Palangka Raya (Dayak News) – Pemerintah harus menghentikan dan mengevaluasi proyek food estate di Kalimantan Tengah. Food estate tidak menjawab kebutuhan dan tantangan pemenuhan pangan masyarakat Kalimantan Tengah.

Dalam Press Release yang diterima redaksi Dayak News. Selasa (17/10/2023). Walhi Kalimantan Tengah berpendapat bahwa, Proyek Ini Justru Hanya Memperparah Krisis Ekologis Yang Menjadi Pemicu Kebakaran Hutan Lahan Dan Bencana Polusi Asap, Kegiatan Pertanian Dengan Food Estate Hanya Akan Merusak Ekositem Hutan Dan Gambut Di Kalimantan Tengah.

Produksi beras pada 2022 untuk konsumsi pangan penduduk mencapai 204,29 ribu ton, mengalami penurunan sebanyak 22,14 ribu ton atau 9,78 persen dibandingkan produksi beras di 2021 yang sebesar 226,43 ton.
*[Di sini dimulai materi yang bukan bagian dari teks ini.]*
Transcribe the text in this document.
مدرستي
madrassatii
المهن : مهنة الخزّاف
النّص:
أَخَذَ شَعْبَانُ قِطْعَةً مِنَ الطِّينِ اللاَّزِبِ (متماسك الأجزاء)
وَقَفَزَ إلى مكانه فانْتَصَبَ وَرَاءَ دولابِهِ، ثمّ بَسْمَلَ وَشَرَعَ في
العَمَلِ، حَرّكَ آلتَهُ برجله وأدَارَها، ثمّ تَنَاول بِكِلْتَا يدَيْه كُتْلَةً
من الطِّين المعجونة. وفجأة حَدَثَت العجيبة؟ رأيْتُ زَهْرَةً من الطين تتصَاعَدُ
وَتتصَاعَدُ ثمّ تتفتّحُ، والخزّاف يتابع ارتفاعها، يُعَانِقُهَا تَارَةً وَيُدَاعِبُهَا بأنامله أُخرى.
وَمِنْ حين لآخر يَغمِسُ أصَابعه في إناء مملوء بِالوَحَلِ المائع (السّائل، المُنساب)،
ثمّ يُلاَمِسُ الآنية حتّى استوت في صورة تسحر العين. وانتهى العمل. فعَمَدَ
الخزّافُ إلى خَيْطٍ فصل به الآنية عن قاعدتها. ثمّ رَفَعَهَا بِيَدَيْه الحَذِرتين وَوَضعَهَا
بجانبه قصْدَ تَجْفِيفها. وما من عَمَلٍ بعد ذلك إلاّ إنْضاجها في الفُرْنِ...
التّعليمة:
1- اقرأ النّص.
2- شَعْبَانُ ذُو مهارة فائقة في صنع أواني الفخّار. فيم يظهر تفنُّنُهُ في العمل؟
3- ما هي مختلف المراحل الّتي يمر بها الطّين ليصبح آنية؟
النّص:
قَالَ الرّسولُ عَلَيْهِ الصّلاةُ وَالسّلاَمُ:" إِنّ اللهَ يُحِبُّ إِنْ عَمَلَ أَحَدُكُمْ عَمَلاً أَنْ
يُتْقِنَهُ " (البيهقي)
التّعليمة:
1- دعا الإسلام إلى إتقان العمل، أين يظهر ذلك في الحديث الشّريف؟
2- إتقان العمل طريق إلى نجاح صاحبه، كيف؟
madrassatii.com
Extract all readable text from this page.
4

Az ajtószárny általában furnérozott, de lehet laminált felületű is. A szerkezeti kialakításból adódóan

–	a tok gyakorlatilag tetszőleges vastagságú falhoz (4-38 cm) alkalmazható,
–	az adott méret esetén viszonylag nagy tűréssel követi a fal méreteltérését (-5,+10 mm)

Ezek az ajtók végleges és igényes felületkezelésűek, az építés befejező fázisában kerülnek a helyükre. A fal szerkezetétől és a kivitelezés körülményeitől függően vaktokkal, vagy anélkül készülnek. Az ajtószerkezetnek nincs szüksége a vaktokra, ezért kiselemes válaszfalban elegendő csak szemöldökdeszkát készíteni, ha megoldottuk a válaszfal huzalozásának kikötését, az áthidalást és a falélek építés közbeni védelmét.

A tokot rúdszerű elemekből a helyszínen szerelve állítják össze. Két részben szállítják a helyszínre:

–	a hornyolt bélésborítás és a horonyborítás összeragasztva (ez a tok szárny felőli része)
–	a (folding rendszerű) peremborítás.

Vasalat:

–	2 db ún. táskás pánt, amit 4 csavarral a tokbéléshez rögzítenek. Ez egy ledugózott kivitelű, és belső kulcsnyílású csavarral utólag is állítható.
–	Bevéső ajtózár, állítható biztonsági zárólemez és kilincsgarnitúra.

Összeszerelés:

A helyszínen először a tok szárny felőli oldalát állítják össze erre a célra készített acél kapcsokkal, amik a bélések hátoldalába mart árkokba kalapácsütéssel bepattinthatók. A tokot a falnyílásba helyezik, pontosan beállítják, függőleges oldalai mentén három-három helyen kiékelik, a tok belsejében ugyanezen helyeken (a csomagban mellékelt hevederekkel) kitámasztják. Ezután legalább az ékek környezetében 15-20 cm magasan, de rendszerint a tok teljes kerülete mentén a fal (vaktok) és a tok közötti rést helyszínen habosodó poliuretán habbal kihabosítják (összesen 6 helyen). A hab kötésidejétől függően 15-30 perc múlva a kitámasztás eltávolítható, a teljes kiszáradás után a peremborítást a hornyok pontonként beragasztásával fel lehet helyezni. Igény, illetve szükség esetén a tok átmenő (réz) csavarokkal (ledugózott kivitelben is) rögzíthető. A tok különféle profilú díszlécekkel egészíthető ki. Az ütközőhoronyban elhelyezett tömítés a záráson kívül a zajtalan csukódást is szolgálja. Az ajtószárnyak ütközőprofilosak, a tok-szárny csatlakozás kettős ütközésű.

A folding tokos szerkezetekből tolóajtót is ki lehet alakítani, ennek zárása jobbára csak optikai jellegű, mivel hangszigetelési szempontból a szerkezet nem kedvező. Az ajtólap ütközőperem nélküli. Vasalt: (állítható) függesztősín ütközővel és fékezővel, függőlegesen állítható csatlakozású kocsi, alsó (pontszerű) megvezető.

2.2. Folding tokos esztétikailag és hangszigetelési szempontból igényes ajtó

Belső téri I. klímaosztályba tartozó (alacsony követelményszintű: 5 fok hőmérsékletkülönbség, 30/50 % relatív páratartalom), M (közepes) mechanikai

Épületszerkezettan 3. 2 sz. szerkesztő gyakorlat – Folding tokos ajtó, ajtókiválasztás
Cita-cita dan narasi ketahanan pangan oleh pemerintah melalaui program strategis nasional food estate tidak menjawab tantangan pangan bagi masyarakat kususnya masyarakt adat terutama wilayah Kalimantan Tengah.

Karena akar masalah ketahanan pangan di Kalimantan tengah adalah perlindungan dan pengakuan pemerintah terhadap lahan pertanian serta praktek pertanian yang dilakukan oleh petani peladang. kondisi hari ini yang menjadi fakta di kampung-kampung adalah semakin banyak lahan pertanian produktif untuk pangan yang beralhi fungsi menjadi lahan perkebunan atau lainya karena di berikan izin kepada investasi lahan skala luas.

Selain itu alih fungsi lahan pertanian juga terjadi karena pembatasan bahkan pelarangan praktek sistem pertanian lokal oleh aturan dan kebijakan pemerintah, hal ini menjadi tantangan utama masyarakat adat terkait pemenuhan dan ketahanan pangan di Kalimantan Tengah.

Berdasrkan data Kementerian Pertanian 2020, tentang satistik lahan pertanian tahun 2015-2019 menyatakan bahwa periode 2015-2017 mengalami penurunan.

Pada 2015 luas lahan untuk pertanian 17.185 hektar, lalu 2016 luas lahan menurun menjadi 15.085 hektar, dan di 2017 semakin menurun sampai 13.850 hektar.Alih-alih menjawab akar masalah ketahanan pangan pemerintah malah datang dengan solusi palsu melalui pengembangan pangan food estate, yang mana sistem pertanian tersebut bertolak belakang dengan kondisi sosial dan lingkungan di kalimantan tengah, fakta dan kondisi di lapangan setelah tiga tahun berjalannya food estate dapat disimpulkan gagal, dan semakin diperparah dengan rencana pengembangan food estate di lokasi-lokasi lainya yang akan semakin mengacam ekosistem hutan,gambut dan lahan masyarakat khususnya masyarakat adat.

Hal ini terbukti dengan kejadian kebakaran hutan dan lahan tahun 2023 dimana lokasi food estate di kabupaten kapuas dan pulang pisau baik intensifikasi dan ekstensifikasi menjadi penyumbang luasan karhutla dan polusi asap di Kalimantan Tengah.

Bayu Herinata Direktur WALHI Kalimantan Tengah mengatakan “hutan yang merupakan sumber penghidupan dan lahan sebagai alat produksi pangan yang dikelola dan dimanfaatkan oleh masyarakat adat khususnya peladang, dirubah menjadi lahan pertanian pangan monokolutur skala luas seperti food estate yang mana sangat berbeda dengan sistem dan pola produksi pangan yang dilakukan selama ini, hal ini hanya akan semakin meminggirkan dan memarjinalkan petani peladang dalam konteks pemenuhan dan ketahanan pangan yang saat ini menjadi tantangan utama mereka.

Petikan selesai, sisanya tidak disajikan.